I don’t think these questions – some may think these are idle questions. I don’t think it’s an idle question whether or not you have a democracy or a republic. I think that these questions from – that these questions from Lochner, from Buchanan v. Warley all the way to the present are important. Last year and the last couple years we had two cases on gun rights, the second amendment. These are called Heller and McDonald. Both of them I think can be seen as – once again an expansion of the Fourth Amendment to say, your privileges and immunities, which are part of the Fourth Amendment, include the Second Amendment and they include certain rights. In fact, I think any power or any right not given up to the government or limited by the enumerated powers is yours. So when they say the privileges and immunities of the Fourth Amendment, I believe that means everything else. What does that mean? It means I believe in a very circumscribed view for government.

 

Now, one of the side benefits of having a circumscribed view of the government would be a government that’s not allowed to do much wouldn’t get in many problems.

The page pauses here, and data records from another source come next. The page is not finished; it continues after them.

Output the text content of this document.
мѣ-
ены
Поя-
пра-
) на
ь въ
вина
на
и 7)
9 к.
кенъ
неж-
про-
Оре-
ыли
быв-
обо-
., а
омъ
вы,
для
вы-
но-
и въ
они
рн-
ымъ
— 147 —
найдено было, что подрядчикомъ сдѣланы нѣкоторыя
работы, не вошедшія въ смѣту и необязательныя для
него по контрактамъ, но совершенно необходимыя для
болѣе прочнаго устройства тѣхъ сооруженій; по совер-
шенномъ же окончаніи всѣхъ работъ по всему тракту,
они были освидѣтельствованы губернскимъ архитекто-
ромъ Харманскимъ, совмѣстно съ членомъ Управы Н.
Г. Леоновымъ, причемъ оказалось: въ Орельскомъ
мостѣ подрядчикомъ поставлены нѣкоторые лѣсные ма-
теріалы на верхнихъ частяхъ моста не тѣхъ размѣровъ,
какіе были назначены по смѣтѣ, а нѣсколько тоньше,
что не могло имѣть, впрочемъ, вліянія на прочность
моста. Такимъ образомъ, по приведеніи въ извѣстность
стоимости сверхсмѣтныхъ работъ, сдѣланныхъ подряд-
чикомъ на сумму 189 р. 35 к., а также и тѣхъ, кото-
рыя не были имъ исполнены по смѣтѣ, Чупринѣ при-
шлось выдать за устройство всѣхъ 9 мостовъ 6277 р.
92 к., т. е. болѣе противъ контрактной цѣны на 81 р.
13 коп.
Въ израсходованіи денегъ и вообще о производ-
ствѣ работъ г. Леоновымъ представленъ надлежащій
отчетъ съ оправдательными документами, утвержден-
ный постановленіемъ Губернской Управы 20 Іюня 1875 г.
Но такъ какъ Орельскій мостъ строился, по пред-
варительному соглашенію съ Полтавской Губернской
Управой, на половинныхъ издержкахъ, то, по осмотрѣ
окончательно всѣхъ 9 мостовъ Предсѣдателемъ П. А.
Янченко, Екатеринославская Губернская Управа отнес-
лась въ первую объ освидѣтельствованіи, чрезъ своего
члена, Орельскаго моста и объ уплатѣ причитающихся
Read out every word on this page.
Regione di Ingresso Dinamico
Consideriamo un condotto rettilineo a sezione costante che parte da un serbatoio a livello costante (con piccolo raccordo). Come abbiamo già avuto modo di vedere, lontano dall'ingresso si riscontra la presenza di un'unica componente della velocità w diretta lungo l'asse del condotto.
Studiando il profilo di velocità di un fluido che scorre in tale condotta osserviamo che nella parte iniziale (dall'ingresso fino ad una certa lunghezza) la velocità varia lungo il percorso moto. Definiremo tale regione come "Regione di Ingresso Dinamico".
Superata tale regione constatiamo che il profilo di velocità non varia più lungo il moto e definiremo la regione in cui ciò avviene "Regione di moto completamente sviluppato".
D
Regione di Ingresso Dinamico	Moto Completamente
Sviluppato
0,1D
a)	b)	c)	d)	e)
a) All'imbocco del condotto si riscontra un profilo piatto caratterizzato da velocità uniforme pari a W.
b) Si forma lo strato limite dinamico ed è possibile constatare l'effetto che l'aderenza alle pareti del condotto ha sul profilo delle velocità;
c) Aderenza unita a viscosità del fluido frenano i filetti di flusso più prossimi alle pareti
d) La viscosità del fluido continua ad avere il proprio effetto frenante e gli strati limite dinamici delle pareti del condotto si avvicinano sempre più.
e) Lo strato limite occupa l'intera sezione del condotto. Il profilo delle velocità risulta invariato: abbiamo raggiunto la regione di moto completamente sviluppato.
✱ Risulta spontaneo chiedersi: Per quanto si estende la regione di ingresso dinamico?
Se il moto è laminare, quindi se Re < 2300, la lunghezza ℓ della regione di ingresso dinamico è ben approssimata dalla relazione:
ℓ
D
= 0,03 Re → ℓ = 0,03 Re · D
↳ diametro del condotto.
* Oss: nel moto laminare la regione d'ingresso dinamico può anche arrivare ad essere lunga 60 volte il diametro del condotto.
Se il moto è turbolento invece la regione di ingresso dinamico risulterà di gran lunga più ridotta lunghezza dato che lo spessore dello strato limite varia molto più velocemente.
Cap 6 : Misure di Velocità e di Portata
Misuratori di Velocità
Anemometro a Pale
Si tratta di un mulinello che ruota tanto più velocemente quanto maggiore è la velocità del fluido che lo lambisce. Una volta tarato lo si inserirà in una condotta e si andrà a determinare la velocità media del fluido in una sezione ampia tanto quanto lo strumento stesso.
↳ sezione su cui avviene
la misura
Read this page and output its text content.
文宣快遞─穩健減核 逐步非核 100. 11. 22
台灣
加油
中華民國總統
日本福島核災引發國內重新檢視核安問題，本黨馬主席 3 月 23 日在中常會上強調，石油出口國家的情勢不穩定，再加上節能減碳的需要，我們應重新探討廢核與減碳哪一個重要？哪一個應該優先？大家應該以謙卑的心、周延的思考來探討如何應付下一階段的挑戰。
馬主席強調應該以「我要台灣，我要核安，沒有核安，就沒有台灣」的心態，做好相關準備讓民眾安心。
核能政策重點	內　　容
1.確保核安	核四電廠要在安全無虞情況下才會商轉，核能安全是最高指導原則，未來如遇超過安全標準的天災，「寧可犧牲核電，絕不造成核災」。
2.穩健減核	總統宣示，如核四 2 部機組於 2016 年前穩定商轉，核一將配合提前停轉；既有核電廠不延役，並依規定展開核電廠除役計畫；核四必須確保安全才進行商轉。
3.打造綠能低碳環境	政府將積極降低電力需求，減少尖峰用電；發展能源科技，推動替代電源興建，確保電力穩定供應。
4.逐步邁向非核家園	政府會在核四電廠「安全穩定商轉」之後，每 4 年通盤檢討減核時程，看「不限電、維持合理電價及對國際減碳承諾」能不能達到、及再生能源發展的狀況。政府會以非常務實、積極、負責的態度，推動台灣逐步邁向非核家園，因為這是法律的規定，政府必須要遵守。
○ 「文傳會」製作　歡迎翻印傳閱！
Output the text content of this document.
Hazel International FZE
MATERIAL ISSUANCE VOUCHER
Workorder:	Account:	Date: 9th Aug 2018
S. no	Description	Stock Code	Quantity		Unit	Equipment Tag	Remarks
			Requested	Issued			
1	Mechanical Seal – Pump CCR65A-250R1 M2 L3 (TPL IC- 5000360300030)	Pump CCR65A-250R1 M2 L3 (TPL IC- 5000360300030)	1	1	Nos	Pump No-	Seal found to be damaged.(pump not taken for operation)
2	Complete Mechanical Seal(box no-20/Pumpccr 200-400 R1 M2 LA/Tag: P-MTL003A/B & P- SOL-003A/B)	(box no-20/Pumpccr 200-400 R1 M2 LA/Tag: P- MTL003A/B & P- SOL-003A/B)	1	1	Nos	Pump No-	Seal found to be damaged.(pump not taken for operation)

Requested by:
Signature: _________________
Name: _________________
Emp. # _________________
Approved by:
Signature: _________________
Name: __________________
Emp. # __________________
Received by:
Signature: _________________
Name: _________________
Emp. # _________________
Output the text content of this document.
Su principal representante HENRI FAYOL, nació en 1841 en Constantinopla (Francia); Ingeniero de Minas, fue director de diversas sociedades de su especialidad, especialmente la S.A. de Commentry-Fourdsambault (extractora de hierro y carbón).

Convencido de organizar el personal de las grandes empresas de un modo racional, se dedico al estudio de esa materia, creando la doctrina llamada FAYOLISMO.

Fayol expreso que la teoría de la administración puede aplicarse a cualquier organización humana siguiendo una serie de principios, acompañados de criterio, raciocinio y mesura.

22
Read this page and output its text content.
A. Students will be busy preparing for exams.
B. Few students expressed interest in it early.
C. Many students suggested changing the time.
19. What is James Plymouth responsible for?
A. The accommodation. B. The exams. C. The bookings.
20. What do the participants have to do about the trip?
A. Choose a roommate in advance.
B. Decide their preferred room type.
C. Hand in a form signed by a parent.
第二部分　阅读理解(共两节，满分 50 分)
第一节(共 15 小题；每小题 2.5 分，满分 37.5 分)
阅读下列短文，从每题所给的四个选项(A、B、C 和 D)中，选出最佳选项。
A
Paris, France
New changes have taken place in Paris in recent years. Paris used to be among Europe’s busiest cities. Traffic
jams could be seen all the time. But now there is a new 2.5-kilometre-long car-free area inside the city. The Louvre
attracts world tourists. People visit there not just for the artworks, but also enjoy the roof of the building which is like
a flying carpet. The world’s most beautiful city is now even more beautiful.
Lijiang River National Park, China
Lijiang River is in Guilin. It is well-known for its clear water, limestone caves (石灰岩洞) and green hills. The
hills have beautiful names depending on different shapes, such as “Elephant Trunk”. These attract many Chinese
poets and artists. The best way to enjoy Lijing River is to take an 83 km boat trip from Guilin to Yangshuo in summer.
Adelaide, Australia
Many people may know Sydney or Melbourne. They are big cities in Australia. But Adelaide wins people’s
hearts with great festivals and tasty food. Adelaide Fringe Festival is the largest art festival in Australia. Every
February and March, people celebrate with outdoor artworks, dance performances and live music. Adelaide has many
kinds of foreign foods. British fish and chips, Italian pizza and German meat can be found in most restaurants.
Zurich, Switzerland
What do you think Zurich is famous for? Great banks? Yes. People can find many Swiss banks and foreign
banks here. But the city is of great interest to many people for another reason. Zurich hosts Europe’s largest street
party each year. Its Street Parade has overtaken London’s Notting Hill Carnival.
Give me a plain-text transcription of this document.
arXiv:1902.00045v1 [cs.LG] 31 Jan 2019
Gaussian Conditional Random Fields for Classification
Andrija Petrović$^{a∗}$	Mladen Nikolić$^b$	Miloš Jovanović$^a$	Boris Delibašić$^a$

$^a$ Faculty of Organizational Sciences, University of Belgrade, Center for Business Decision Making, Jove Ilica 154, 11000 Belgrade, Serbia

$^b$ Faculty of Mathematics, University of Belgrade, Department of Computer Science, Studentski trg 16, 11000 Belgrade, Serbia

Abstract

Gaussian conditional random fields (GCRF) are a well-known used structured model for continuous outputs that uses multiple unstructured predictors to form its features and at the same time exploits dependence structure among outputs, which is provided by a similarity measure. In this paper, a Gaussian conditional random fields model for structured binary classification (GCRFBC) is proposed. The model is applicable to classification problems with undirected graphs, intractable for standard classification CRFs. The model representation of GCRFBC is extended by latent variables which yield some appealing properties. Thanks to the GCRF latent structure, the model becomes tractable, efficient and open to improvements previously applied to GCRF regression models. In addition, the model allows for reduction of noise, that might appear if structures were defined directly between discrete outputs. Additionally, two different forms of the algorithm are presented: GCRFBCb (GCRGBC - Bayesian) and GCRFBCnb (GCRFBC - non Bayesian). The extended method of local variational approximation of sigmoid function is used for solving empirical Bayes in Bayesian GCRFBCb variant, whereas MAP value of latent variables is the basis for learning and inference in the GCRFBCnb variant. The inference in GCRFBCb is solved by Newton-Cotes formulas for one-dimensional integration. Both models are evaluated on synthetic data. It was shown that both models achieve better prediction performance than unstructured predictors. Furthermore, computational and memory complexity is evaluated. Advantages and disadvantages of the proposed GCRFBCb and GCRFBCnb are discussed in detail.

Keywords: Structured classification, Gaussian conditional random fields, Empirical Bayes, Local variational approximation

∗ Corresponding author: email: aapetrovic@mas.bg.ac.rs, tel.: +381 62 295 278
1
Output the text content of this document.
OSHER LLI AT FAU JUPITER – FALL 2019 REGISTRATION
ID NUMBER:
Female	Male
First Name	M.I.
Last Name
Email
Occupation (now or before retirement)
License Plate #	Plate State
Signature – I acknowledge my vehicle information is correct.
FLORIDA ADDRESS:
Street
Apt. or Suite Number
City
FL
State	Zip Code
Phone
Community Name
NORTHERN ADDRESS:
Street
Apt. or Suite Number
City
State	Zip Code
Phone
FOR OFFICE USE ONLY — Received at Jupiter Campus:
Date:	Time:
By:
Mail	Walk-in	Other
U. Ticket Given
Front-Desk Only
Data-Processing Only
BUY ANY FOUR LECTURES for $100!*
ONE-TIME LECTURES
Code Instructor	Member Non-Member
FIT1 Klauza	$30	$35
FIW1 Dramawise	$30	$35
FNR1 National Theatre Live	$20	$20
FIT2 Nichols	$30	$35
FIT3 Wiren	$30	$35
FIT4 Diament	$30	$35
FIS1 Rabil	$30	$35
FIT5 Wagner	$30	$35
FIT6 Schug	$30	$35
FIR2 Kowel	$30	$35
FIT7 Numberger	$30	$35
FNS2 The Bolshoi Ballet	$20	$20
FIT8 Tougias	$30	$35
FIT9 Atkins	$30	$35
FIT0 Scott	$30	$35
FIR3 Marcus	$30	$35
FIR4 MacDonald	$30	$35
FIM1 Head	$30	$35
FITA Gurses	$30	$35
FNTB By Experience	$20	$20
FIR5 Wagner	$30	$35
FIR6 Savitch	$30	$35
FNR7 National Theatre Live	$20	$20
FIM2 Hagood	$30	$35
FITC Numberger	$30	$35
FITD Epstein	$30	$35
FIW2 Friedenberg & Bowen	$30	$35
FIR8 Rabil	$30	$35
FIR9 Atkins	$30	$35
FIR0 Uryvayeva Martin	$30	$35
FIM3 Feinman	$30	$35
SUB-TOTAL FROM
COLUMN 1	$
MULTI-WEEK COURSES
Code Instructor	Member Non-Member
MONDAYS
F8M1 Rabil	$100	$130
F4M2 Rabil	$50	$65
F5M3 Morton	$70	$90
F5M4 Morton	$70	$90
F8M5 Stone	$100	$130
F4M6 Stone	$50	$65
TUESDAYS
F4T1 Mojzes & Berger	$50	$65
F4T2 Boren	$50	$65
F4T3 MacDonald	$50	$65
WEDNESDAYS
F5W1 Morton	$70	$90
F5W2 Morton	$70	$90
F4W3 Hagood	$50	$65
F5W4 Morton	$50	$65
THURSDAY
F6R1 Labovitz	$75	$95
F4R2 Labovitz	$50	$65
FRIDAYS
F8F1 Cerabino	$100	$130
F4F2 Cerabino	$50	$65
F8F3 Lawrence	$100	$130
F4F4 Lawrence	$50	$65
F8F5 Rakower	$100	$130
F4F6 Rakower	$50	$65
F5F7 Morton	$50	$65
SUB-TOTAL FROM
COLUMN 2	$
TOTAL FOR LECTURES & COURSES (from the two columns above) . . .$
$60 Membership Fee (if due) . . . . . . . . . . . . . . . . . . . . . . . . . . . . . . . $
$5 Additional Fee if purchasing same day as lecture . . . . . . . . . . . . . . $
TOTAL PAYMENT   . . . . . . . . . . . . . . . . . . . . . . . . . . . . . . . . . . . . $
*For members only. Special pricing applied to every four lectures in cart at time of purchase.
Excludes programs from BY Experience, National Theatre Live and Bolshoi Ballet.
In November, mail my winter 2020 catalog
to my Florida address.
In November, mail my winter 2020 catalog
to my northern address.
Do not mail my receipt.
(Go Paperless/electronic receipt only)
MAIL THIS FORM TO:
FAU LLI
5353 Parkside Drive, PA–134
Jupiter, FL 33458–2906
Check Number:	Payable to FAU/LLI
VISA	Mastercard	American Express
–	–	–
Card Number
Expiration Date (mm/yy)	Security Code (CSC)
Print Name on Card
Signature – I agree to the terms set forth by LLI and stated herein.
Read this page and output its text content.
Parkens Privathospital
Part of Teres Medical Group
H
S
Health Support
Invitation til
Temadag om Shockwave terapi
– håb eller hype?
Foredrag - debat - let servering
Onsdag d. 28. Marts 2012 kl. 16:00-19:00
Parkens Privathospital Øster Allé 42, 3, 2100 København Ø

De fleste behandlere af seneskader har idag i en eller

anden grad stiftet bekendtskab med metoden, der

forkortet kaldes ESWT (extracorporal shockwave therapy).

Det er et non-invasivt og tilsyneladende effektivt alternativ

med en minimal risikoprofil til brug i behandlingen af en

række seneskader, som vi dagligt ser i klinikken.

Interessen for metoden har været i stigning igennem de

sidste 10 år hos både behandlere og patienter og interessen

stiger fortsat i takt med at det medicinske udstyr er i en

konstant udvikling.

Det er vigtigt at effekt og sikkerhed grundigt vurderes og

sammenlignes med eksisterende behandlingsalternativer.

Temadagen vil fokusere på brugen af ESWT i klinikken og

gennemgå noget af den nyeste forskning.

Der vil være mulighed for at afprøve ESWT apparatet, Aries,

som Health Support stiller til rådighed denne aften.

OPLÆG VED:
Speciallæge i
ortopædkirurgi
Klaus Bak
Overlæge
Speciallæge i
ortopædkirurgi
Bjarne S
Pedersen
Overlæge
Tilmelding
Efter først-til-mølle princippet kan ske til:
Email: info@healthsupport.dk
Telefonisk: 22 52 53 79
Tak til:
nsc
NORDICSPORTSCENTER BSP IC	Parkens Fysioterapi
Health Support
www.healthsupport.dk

For example, if your government wasn’t allowed to spend money that it didn’t – that it didn’t have or if your money wasn’t – your government wasn’t allowed to spend money on programs that were not enumerated as being within the purview of the federal government, you wouldn’t have these massive deficits. We would have never gotten in this fix if we believed in a republic and not a democracy.

 

Now what proof do I have that the current officials believe in democracy versus republic? When Obamacare came forward – you know, the – the comments from then-Speaker of the House Nancy Pelosi were, a majority passed this. You know? We passed this by a majority. It’s the law. Why would anybody question the Constitutionality? The President said the same thing. The President said, look, a majority passed this. What right has the court to overturn this?

 

The question has been written about by many I think brilliant scholars who have – have looked at the Constitution and looked at what it means. Some of this has to do with whether or not you presume liberty – Randy Barnett’s written about this, “Restoring the Constitution,” – whether you have a presumption of liberty or whether you have a presumption of Constitutionality. And that may sound a little esoteric. What does that mean? It’s whether or not when they pass a law up here, you just presume it’s fine because it’s the law and the judges should give deference to it because it was a law. So this is kind of confusing because you think, oh, I’m arguing for judicial activism. In a way, I kind of am. Because if the Congress usurps the Constitution, if the Congress takes away from your rights, the judges should stop them in their tracks. I’m not arguing for deference to the legislature. I’m arguing for deference to the Constitution.

 

And so I’m also arguing that there is a presumption of liberty. This goes back to the – the – the way we want to look at the Fourth Amendment. The Fourth Amendment says that we have unenumerated rights. It says that basically, you know, or – I guess by extension, when you go from the Fourth Amendment to the Ninth and Tenth Amendments is the best way to look at this. The Fourth Amendment talks about privileges and immunities and then when you look at what the Ninth and Tenth Amendments do, they say, you know, those powers not given to government, those freedoms you didn’t relinquish or those powers you didn’t give to the government are left to the states and the people respectively. And it says they’re not to be disparaged. I’ve always – always loved the way that was worded. Not to be disparaged. Not only is the federal government not to trample on your rights, they are not to be disparaged. But these rights are unlimited. They’re yours. You got them from your creator. These are natural born rights and no democracy should be able to take these away from you.